Dr Gloria Moss, Reader in Human Resources at Bucks New University said:

“There’s a very strong tendency for men to prefer hard, rectangular and dark shapes. While women showed a preference towards more curved, and pink design. I don’t think it’s anything for women to be afraid of that women like different colours, because the roots of the colour preference take womens’ responsibility beyond hearth and home. The differences have their origins in the different activities carried out by men and women over the ages.”

Moss used a range of website designs created by men and women to test her hypothesis amongst a sample group of students at Oxford. Men preferred linear, rectangular designs, while women preferred colourful designs with large images.

I’m a man but I also like pink. So clearly the above does not apply to all women and all men.

For balance see my post on pink stinks.

taxi colours

In 2009 I blogged about a big row in Derby (UK) about yellow taxis. Most taxis in UK cities are black (in most other cities they are yellow). In 2009 Derby decided that their official taxis should be yellow.However, they didn’t specify exactly which yellow and they ended up in a bit of a mess with a taxi driver that they said had used the wrong shade of yellow. Good business for lawyers!

Then in 2011 I blogged about a major row in Durham (UK) where, again, there was a similarly heated row about the local council wanting to adopt white taxis in the city. It seems to be a topic that people get quite emotive about.

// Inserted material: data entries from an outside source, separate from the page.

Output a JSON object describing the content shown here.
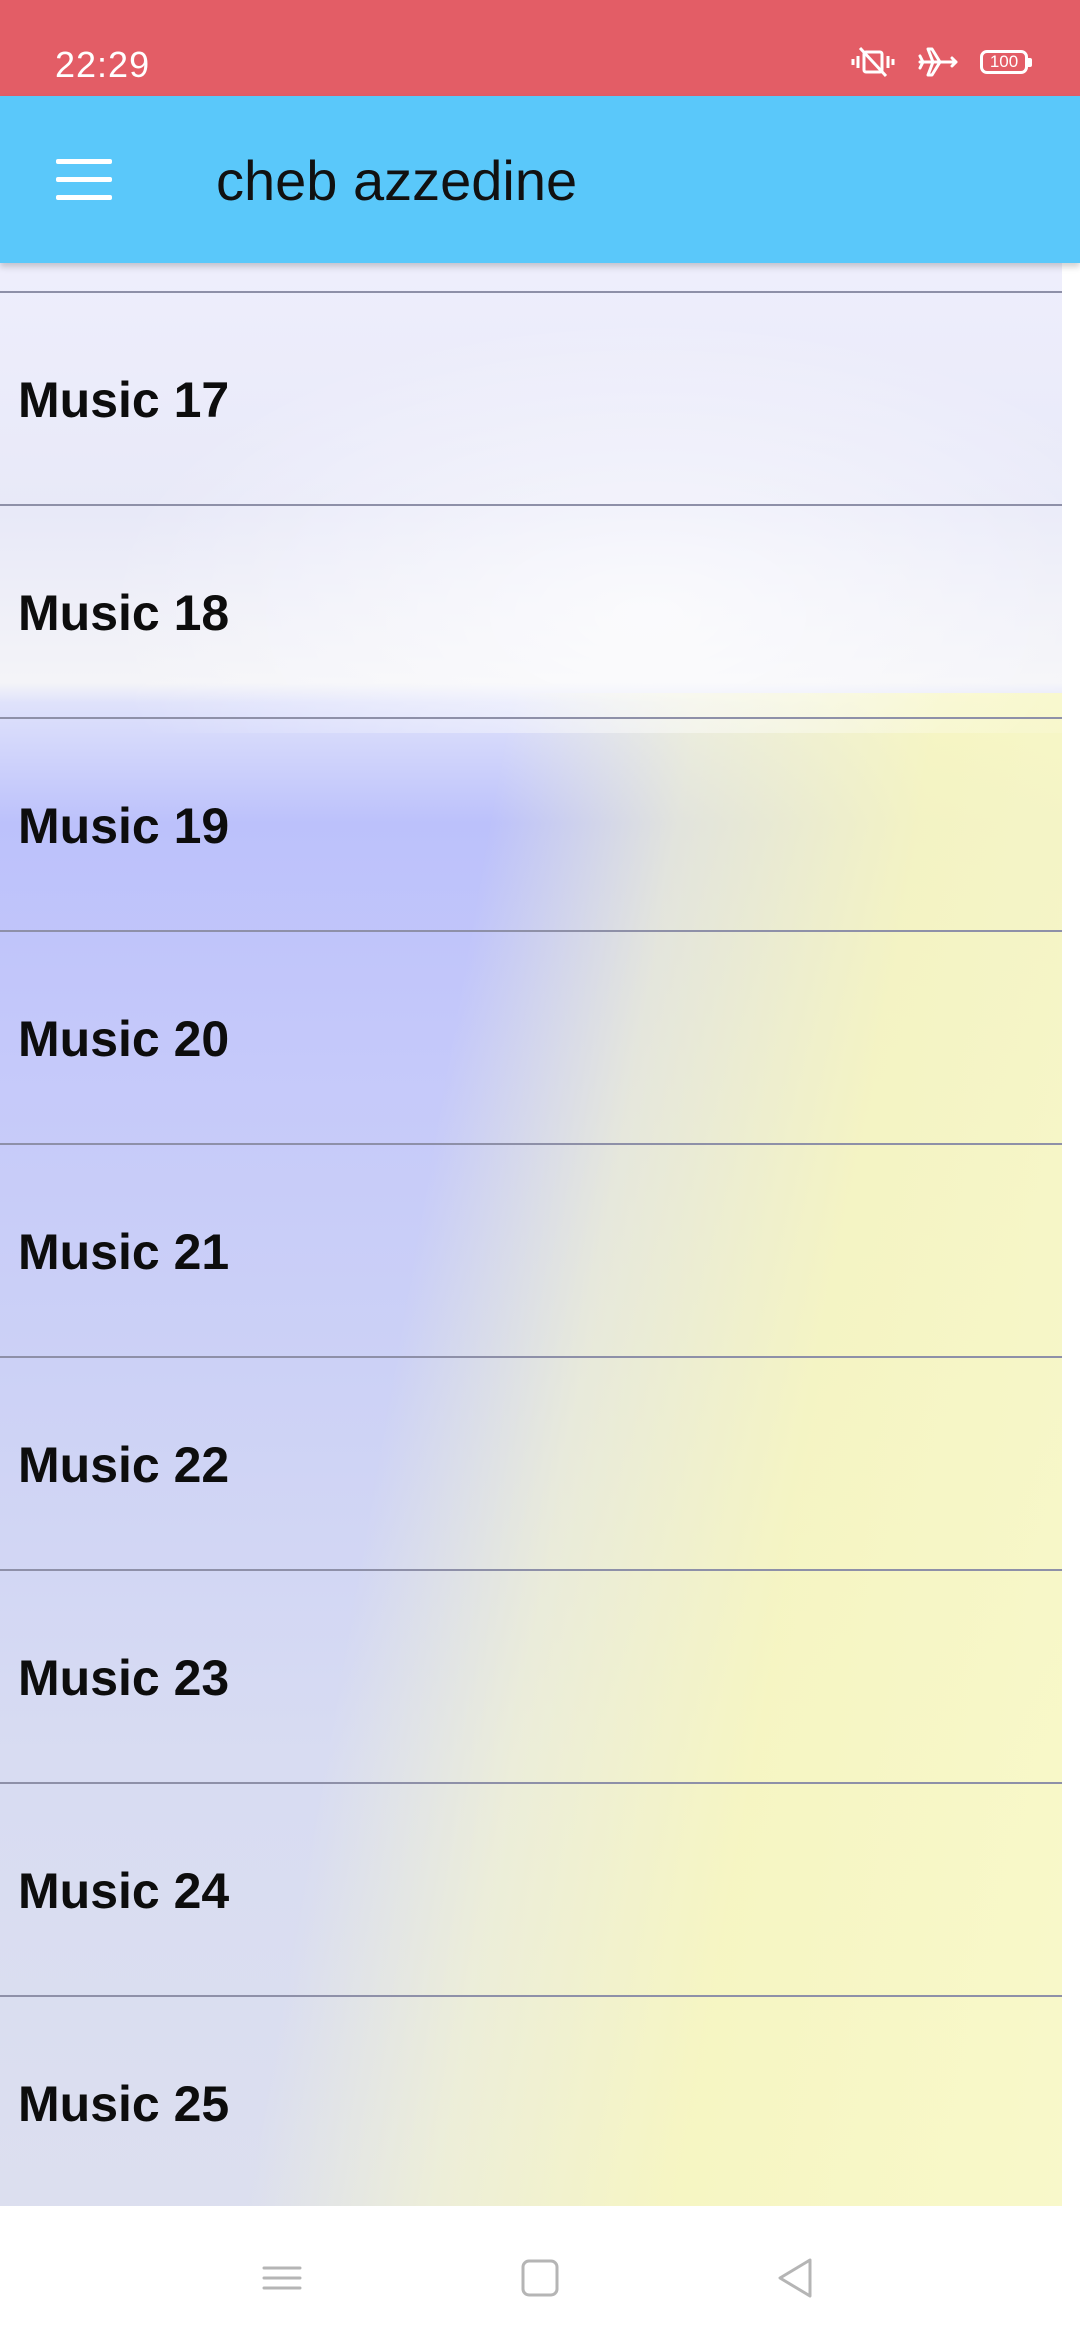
{
  "status_bar": {
    "time": "22:29",
    "battery_level": "100",
    "icons": [
      "mute-vibrate-icon",
      "airplane-mode-icon",
      "battery-icon"
    ],
    "background_color": "#e35d66"
  },
  "app_bar": {
    "title": "cheb azzedine",
    "menu_icon": "hamburger-menu-icon",
    "background_color": "#5ac8fa"
  },
  "list": {
    "items": [
      {
        "label": "Music 17"
      },
      {
        "label": "Music 18"
      },
      {
        "label": "Music 19"
      },
      {
        "label": "Music 20"
      },
      {
        "label": "Music 21"
      },
      {
        "label": "Music 22"
      },
      {
        "label": "Music 23"
      },
      {
        "label": "Music 24"
      },
      {
        "label": "Music 25"
      }
    ]
  },
  "nav_bar": {
    "buttons": [
      "recents-icon",
      "home-icon",
      "back-icon"
    ]
  }
}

So I wonder if there will be similar argument in Kolkata (West Bengal) where the government wants to change the taxi colours from yellow to blue and white. See here for the story.

I guess I sound like a bit of a sad geek, writing about taxi colours. Have I nothing better to do on a Sunday morning? The answer is obvious no. :)

But if you have read this far you might be interested in Beijing (China). Beijing is not known for its good taxis. But about 6 years ago the authority of Beijing city unified the colours to make them easier to recognise. The body of taxi is fixed to be 3-stripes-2-colors. The middle stripe is a golden yellow color while the rest of the body in another color which are commonly blue, green or red. When I was last in Beijing someone told me that the colours had special meanings but I am not sure it is true. I am going to consult my colour guru who works at Tsinghua University in Beijing and will add a comment later.

Design is everything and nothing

It’s possible to say that everything is designed. When we think of design we often think of fashion design or graphic design, or perhaps automtotive design or software design. But everything is designed. When we put a meal together, couldn’t you say we are designing? A chef is a food-designer!! When we are arrange our furniture, aren’t we engaging in interior design? Isn’t a chemist engaging in design at the moulecular level? Thinking like this leads to the idea that design is everything. However, if design is everything and everywhere then it is no thing and nowhere in particular. So if design is everything then it is also nothing. Discuss.

any colour as long as it is black

Famously Henry Ford, speaking of the Model T car in 1909, said “Any customer can have a car painted any colour that he wants so long as it is black.”

Black is, I think, one of the most interesting colours. I recently came across a book – think it was called A History of Black – which was all about this one colour. In my 25 years working in colour perhaps the most frequent question I have ever been asked is “Is black a colour?”

One interesting aspect of black is that it is almost timeless in its ability to be fashionable. This is one reason why it is worn by lots of people who are particularly conscious of colour (because they work in fashion or interior design etc.). It seems strange at first that people who are most interested and aware of colour are more than likely to wear black. Black is a regular occurrence in the attire of my colleagues in the School of Design at the University of Leeds. Given that it’s timeless, it is also safe. There is no danger of being seen in the wrong colour.

I mainly wear brown. I wonder what that says about me?